D’aucun pourront s’étonner de voir un mémoire de science économique débuter par la
citation d’un sociologue. Cette mise en exergue en début d’introduction d’une phrase tirée de
l’œuvre phare de Georg Simmel1 est pourtant bel et bien délibérée. Nous voulons justement
insister sur la nécessité d’une plus grande ouverture d’esprit de la part des économistes. On ne
peut guère, en effet, appréhender – et donc comprendre – la monnaie en adoptant un point de
vue purement et simplement économique. Attention, nous ne remettons pas en cause
l’importance ou le bien-fondé de celui-ci, mais l’étude de la monnaie à travers lui seul
reviendrait à observer le monde en ne tenant compte que d’un unique aspect, en gommant la
complexité inhérente à tous les phénomènes sociaux. Notre travail est bien celui d’un
économiste, mais notre vision de l’économie est d’abord celle d’une science sociale. En ce
sens, les travaux d’auteurs comme Gérard Debreu, s’ils représentent une prouesse
remarquable en termes de modèles mathématiques, ne peuvent que difficilement à notre avis
être considérés comme de l’économie, c’est à dire comme des discours visant à éclairer notre
compréhension du monde social dans lequel nous vivons. Nous considérons par ailleurs que
l’apport de disciplines autres telles l’histoire, l’anthropologie, la sociologie, la philosophie ou
encore la psychologie est non seulement souhaitable mais indispensable2. Certes, chacune de
ces disciplines tient sur la monnaie un discours spécifique. Tous ces discours ne sont pas
toujours conciliables aisément, ils peuvent effectivement ne pas parler de la même chose,
utiliser des concepts difficilement transposables dans d’autres domaines, mais le plus
important est que l’ouverture seule peut rendre possible l’enrichissement mutuel, le progrès
dans la compréhension des relations sociales. Or, c’est justement l’enjeu de toute science
sociale et donc de l’économie que de tenter d’expliquer de telles relations.

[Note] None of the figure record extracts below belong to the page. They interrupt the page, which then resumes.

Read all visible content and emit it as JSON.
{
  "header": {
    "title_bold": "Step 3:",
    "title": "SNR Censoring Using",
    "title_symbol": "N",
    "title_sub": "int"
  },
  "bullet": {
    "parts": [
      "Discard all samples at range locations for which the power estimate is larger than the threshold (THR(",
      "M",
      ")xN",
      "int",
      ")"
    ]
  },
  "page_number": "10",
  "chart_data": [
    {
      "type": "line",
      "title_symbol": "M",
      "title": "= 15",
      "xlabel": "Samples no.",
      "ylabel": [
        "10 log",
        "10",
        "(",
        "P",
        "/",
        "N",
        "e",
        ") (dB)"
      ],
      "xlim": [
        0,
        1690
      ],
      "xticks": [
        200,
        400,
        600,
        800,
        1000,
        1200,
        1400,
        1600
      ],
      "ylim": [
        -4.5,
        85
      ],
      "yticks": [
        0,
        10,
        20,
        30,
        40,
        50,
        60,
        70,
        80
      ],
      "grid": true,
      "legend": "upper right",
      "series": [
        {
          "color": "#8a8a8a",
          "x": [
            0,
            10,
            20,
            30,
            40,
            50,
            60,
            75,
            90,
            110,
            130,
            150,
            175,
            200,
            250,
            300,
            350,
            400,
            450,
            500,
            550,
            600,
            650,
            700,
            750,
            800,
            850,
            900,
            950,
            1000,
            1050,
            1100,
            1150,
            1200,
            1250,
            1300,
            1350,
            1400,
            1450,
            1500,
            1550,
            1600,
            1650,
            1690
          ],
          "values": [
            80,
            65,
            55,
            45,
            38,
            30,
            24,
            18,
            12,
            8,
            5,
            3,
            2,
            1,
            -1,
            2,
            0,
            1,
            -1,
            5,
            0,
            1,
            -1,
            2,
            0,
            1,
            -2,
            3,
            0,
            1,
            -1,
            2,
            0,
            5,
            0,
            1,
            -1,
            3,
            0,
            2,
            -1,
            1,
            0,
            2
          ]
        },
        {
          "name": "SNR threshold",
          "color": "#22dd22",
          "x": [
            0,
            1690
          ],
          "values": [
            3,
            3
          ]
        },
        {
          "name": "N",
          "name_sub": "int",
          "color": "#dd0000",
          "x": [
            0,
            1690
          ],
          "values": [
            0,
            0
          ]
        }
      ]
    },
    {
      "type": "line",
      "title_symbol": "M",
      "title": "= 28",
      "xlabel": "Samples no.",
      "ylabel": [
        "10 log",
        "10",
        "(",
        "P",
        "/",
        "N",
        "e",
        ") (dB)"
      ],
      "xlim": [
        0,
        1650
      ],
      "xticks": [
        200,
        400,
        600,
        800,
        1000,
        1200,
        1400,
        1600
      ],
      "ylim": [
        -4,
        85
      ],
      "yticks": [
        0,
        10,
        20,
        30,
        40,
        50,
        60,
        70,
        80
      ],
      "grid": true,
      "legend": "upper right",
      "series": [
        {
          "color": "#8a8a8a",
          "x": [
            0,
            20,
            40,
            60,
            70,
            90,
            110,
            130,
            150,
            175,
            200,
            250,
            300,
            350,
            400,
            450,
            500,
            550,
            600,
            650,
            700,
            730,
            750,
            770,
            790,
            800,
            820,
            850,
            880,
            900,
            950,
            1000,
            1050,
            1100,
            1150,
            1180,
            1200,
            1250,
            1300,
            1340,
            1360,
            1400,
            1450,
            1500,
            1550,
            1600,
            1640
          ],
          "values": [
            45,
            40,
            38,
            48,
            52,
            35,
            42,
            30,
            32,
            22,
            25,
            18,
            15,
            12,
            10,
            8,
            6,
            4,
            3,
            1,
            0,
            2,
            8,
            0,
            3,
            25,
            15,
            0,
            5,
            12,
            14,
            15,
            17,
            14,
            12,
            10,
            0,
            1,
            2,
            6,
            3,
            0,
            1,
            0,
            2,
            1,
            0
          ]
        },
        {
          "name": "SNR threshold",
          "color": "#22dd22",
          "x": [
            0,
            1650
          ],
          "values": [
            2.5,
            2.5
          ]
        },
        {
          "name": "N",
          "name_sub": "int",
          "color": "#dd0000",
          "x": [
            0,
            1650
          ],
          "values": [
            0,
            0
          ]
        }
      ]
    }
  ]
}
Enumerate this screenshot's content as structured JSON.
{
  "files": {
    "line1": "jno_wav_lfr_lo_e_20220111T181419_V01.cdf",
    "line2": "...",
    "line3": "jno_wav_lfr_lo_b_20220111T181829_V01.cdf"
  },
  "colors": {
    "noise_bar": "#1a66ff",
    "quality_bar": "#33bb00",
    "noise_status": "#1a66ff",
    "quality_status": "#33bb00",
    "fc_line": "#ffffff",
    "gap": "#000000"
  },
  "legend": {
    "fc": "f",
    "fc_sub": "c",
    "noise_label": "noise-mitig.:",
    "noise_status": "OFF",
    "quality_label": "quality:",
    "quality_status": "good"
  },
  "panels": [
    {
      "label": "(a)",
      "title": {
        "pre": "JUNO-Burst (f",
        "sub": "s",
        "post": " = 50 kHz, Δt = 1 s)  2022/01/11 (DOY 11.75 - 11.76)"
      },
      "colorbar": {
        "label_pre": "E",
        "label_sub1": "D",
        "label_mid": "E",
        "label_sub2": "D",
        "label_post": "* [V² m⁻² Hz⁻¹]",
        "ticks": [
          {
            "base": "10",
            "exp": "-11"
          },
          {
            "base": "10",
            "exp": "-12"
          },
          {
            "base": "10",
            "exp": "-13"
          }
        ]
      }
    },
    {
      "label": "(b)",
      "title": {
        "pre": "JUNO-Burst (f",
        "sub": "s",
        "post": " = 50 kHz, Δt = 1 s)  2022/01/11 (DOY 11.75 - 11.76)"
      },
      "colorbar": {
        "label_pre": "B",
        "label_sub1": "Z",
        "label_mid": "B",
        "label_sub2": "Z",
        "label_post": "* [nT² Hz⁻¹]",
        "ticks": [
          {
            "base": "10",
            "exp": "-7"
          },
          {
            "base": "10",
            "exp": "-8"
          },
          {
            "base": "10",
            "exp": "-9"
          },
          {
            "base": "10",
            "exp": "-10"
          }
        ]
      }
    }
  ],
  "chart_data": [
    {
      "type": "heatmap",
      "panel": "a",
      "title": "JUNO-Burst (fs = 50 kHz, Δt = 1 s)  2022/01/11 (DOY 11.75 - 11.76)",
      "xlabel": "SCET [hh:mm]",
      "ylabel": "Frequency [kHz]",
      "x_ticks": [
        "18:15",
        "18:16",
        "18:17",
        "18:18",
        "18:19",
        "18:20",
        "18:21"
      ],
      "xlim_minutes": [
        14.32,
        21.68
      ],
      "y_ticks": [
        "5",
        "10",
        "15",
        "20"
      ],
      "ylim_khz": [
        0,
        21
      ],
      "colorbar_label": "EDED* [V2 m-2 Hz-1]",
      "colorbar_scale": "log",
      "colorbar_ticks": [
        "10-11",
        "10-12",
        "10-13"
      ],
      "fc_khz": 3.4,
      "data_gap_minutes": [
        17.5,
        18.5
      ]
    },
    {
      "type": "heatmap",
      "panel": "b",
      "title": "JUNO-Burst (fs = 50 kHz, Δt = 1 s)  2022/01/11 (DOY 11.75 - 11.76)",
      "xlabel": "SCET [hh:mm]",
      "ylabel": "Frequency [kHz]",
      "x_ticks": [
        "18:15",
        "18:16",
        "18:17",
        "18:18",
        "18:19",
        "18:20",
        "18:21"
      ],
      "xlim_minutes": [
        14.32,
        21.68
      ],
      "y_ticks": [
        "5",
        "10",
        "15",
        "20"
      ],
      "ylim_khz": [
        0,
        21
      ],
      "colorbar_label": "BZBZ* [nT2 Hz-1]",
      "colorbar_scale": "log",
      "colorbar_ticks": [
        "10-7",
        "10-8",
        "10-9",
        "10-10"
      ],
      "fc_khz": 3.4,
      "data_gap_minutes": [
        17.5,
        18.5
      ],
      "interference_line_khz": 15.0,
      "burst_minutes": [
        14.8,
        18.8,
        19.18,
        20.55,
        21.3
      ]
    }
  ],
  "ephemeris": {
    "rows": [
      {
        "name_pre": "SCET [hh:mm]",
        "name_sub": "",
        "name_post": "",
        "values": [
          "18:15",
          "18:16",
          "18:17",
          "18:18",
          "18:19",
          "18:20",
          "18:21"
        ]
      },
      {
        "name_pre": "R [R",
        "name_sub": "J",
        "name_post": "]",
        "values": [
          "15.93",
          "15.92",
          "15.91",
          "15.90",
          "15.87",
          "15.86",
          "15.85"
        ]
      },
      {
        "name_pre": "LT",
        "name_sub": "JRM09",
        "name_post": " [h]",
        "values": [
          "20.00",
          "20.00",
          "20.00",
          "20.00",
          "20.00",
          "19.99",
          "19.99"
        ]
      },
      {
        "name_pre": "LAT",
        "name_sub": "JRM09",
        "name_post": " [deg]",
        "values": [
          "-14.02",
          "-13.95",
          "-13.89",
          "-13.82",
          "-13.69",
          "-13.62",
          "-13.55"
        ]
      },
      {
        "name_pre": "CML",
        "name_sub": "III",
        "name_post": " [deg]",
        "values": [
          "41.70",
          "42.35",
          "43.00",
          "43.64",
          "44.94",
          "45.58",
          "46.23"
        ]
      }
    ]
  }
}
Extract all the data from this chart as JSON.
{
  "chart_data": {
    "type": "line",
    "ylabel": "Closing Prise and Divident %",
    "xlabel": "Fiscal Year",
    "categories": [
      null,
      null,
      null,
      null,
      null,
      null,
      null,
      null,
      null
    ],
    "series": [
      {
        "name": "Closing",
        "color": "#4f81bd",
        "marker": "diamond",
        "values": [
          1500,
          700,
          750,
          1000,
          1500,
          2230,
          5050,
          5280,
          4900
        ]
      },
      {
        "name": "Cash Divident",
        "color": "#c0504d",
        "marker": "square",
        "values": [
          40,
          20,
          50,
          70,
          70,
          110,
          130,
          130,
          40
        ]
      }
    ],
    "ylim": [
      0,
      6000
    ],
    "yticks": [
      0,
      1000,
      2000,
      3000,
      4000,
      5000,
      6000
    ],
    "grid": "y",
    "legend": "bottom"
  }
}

L’argent, nous dit donc Simmel, exerce de puissants effets simplement « par l’espoir et
la crainte, le désir et le souci qui s’attachent à lui ». Simple expression du bon sens commun
penseront certains. L’argent a toujours été soit sanctifié, soit blâmé ou parfois même les deux
à la fois ; il ne laisse en tout cas personne indifférent. Il est d’ailleurs très souvent assimilé au
capitalisme, vecteur majeur selon certains des inégalités des sociétés modernes. Le supprimer
peut alors sembler un objectif valable, légitime. Emile Zola, dans son roman L’argent, nous
fournit une illustration intéressante de ce phénomène. Un socialiste utopiste, Sigismond,
déclare ainsi : « Il faut le détruire, cet argent qui masque et favorise l’exploitation du
travailleur, qui permet de le voler en réduisant son salaire à la plus petite somme dont il a
1 G. Simmel, Philosophie de l’argent (1900), trad. fr., Paris, PUF, Quadrige, 1999.